The figure is lower than that predicted by analysts, who had forecast an increase in inflation of around 3.7% in April.
This is the lowest CPI percentage since September 2019 (which reached 5.4% last January), in a context of government control to contain the SARS-CoV-2 coronavirus pandemic and measures stimulus to revive the economy after the stoppage caused by the virus.
This moderation is mainly due to “the consolidation of the trend of prevention and control of the epidemic” and to the acceleration “of production and life”, according to the ONE Dong Lijuan statistician.
As in previous months, the ONE data shows that the main protagonists of the rise in the CPI were food, which increased 14.8%, compared to 18.3% in March.
Specifically, the price of pork, one of the products most demanded by Chinese consumers, remains unstoppable and increased 96.9% year-on-year last month (in March it rose 116.4% year-on-year and in February 135%), since its production has been diminished by an epidemic of African swine fever that has decimated the national herd.

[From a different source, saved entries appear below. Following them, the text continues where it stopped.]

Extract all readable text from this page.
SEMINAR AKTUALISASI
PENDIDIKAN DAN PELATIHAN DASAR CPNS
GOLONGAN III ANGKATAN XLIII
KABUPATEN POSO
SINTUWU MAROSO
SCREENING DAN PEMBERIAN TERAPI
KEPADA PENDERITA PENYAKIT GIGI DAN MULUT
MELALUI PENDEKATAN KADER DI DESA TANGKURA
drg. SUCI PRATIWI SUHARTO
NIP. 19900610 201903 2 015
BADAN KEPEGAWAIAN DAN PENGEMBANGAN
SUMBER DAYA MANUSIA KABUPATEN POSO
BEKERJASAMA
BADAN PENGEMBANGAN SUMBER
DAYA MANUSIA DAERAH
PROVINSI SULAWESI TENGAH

Likewise, the price of fresh vegetables grew by 3.7%, while that of fresh fruits fell by 10.5% and that of eggs fell by 2.7%.
On the other hand, ONE indicated that the price of non-food products increased by 0.4% year-on-year (by 0.7% in the previous month), that of consumer goods by 4.7% and those of services 0.9%.

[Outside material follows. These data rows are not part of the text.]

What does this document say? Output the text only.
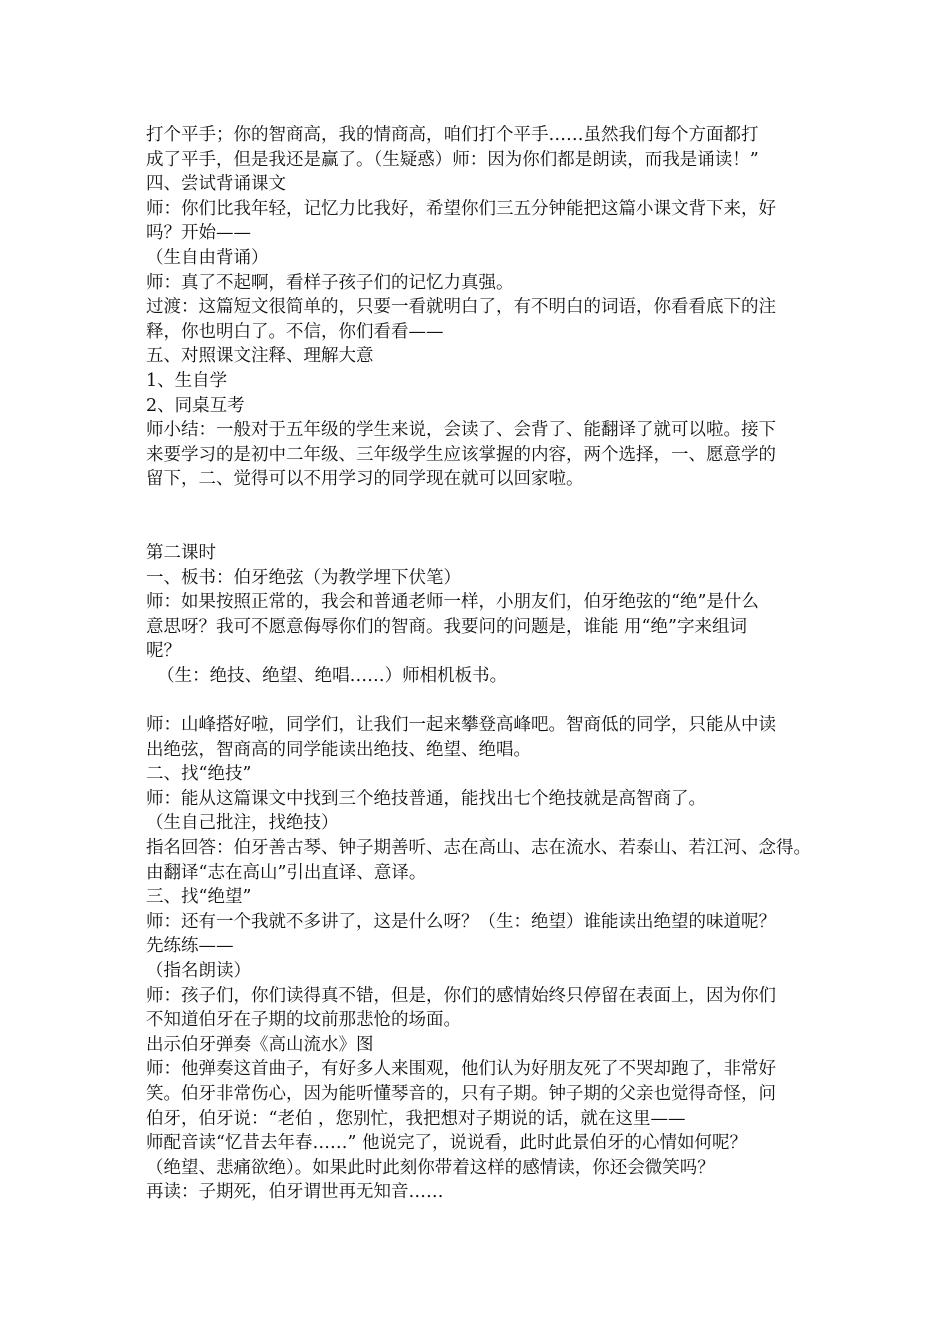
打个平手；你的智商高，我的情商高，咱们打个平手……虽然我们每个方面都打

成了平手，但是我还是赢了。（生疑惑）师：因为你们都是朗读，而我是诵读！”

四、尝试背诵课文

师：你们比我年轻，记忆力比我好，希望你们三五分钟能把这篇小课文背下来，好

吗？开始——

（生自由背诵）

师：真了不起啊，看样子孩子们的记忆力真强。

过渡：这篇短文很简单的，只要一看就明白了，有不明白的词语，你看看底下的注

释，你也明白了。不信，你们看看——

五、对照课文注释、理解大意

1、生自学

2、同桌互考

师小结：一般对于五年级的学生来说，会读了、会背了、能翻译了就可以啦。接下

来要学习的是初中二年级、三年级学生应该掌握的内容，两个选择，一、愿意学的

留下，二、觉得可以不用学习的同学现在就可以回家啦。

第二课时

一、板书：伯牙绝弦（为教学埋下伏笔）

师：如果按照正常的，我会和普通老师一样，小朋友们，伯牙绝弦的“绝”是什么

意思呀？我可不愿意侮辱你们的智商。我要问的问题是，谁能 用“绝”字来组词

呢？

（生：绝技、绝望、绝唱……）师相机板书。

师：山峰搭好啦，同学们，让我们一起来攀登高峰吧。智商低的同学，只能从中读

出绝弦，智商高的同学能读出绝技、绝望、绝唱。

二、找“绝技”

师：能从这篇课文中找到三个绝技普通，能找出七个绝技就是高智商了。

（生自己批注，找绝技）

指名回答：伯牙善古琴、钟子期善听、志在高山、志在流水、若泰山、若江河、念得。

由翻译“志在高山”引出直译、意译。

三、找“绝望”

师：还有一个我就不多讲了，这是什么呀？（生：绝望）谁能读出绝望的味道呢？

先练练——

（指名朗读）

师：孩子们，你们读得真不错，但是，你们的感情始终只停留在表面上，因为你们

不知道伯牙在子期的坟前那悲怆的场面。

出示伯牙弹奏《高山流水》图

师：他弹奏这首曲子，有好多人来围观，他们认为好朋友死了不哭却跑了，非常好

笑。伯牙非常伤心，因为能听懂琴音的，只有子期。钟子期的父亲也觉得奇怪，问

伯牙，伯牙说：“老伯 ，您别忙，我把想对子期说的话，就在这里——

师配音读“忆昔去年春……” 他说完了，说说看，此时此景伯牙的心情如何呢？

（绝望、悲痛欲绝）。如果此时此刻你带着这样的感情读，你还会微笑吗？

再读：子期死，伯牙谓世再无知音……
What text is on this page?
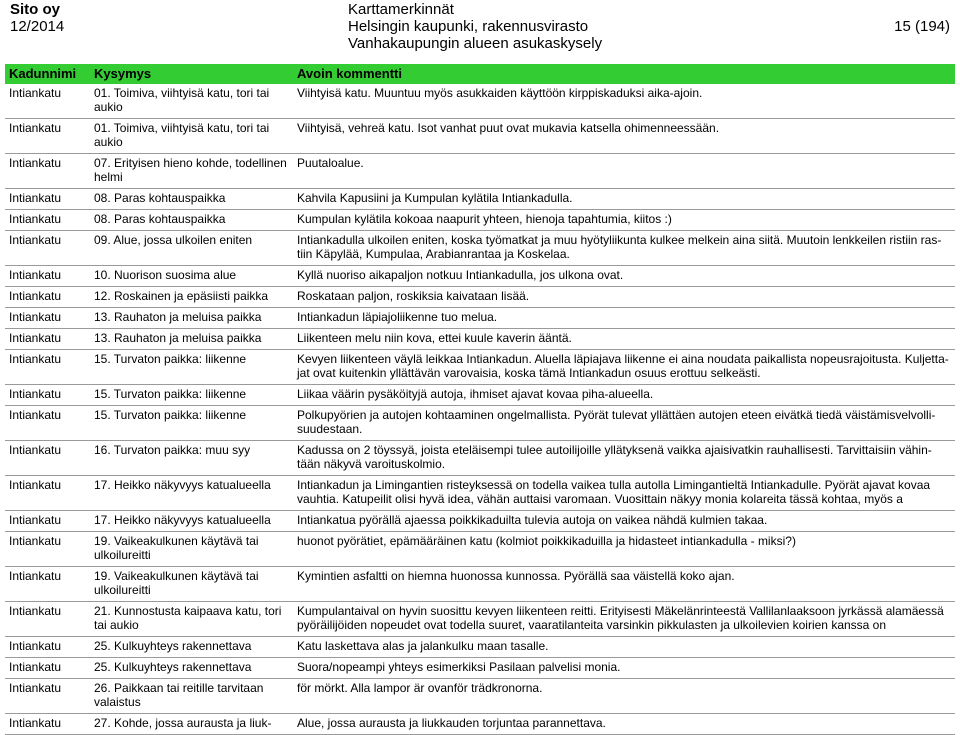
Sito oy
12/2014
Karttamerkinnät
Helsingin kaupunki, rakennusvirasto
Vanhakaupungin alueen asukaskysely
15 (194)
Kadunnimi	Kysymys	Avoin kommentti
Intiankatu	01. Toimiva, viihtyisä katu, tori tai aukio	Viihtyisä katu. Muuntuu myös asukkaiden käyttöön kirppiskaduksi aika-ajoin.
Intiankatu	01. Toimiva, viihtyisä katu, tori tai aukio	Viihtyisä, vehreä katu. Isot vanhat puut ovat mukavia katsella ohimenneessään.
Intiankatu	07. Erityisen hieno kohde, todellinen helmi	Puutaloalue.
Intiankatu	08. Paras kohtauspaikka	Kahvila Kapusiini ja Kumpulan kylätila Intiankadulla.
Intiankatu	08. Paras kohtauspaikka	Kumpulan kylätila kokoaa naapurit yhteen, hienoja tapahtumia, kiitos :)
Intiankatu	09. Alue, jossa ulkoilen eniten	Intiankadulla ulkoilen eniten, koska työmatkat ja muu hyötyliikunta kulkee melkein aina siitä. Muutoin lenkkeilen ristiin ras-tiin Käpylää, Kumpulaa, Arabianrantaa ja Koskelaa.
Intiankatu	10. Nuorison suosima alue	Kyllä nuoriso aikapaljon notkuu Intiankadulla, jos ulkona ovat.
Intiankatu	12. Roskainen ja epäsiisti paikka	Roskataan paljon, roskiksia kaivataan lisää.
Intiankatu	13. Rauhaton ja meluisa paikka	Intiankadun läpiajoliikenne tuo melua.
Intiankatu	13. Rauhaton ja meluisa paikka	Liikenteen melu niin kova, ettei kuule kaverin ääntä.
Intiankatu	15. Turvaton paikka: liikenne	Kevyen liikenteen väylä leikkaa Intiankadun. Aluella läpiajava liikenne ei aina noudata paikallista nopeusrajoitusta. Kuljetta-jat ovat kuitenkin yllättävän varovaisia, koska tämä Intiankadun osuus erottuu selkeästi.
Intiankatu	15. Turvaton paikka: liikenne	Liikaa väärin pysäköityjä autoja, ihmiset ajavat kovaa piha-alueella.
Intiankatu	15. Turvaton paikka: liikenne	Polkupyörien ja autojen kohtaaminen ongelmallista. Pyörät tulevat yllättäen autojen eteen eivätkä tiedä väistämisvelvolli-suudestaan.
Intiankatu	16. Turvaton paikka: muu syy	Kadussa on 2 töyssyä, joista eteläisempi tulee autoilijoille yllätyksenä vaikka ajaisivatkin rauhallisesti. Tarvittaisiin vähin-tään näkyvä varoituskolmio.
Intiankatu	17. Heikko näkyvyys katualueella	Intiankadun ja Limingantien risteyksessä on todella vaikea tulla autolla Limingantieltä Intiankadulle. Pyörät ajavat kovaa vauhtia. Katupeilit olisi hyvä idea, vähän auttaisi varomaan. Vuosittain näkyy monia kolareita tässä kohtaa, myös a
Intiankatu	17. Heikko näkyvyys katualueella	Intiankatua pyörällä ajaessa poikkikaduilta tulevia autoja on vaikea nähdä kulmien takaa.
Intiankatu	19. Vaikeakulkunen käytävä tai ulkoilureitti	huonot pyörätiet, epämääräinen katu (kolmiot poikkikaduilla ja hidasteet intiankadulla - miksi?)
Intiankatu	19. Vaikeakulkunen käytävä tai ulkoilureitti	Kymintien asfaltti on hiemna huonossa kunnossa. Pyörällä saa väistellä koko ajan.
Intiankatu	21. Kunnostusta kaipaava katu, tori tai aukio	Kumpulantaival on hyvin suosittu kevyen liikenteen reitti. Erityisesti Mäkelänrinteestä Vallilanlaaksoon jyrkässä alamäessä pyöräilijöiden nopeudet ovat todella suuret, vaaratilanteita varsinkin pikkulasten ja ulkoilevien koirien kanssa on
Intiankatu	25. Kulkuyhteys rakennettava	Katu laskettava alas ja jalankulku maan tasalle.
Intiankatu	25. Kulkuyhteys rakennettava	Suora/nopeampi yhteys esimerkiksi Pasilaan palvelisi monia.
Intiankatu	26. Paikkaan tai reitille tarvitaan valaistus	för mörkt. Alla lampor är ovanför trädkronorna.
Intiankatu	27. Kohde, jossa aurausta ja liuk-	Alue, jossa aurausta ja liukkauden torjuntaa parannettava.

The cost of medical care rose 2.2% year-on-year in April and that of education, culture and entertainment 2%, but the prices of transport and communications fell 4.9%, those of clothing clothing 0.4% and housing 0.3%.
The source also published today the production price index (PPI), which measures wholesale inflation, which fell 1.3% year-on-year in April, after falls of 1.5% in March and 0, 4% in February.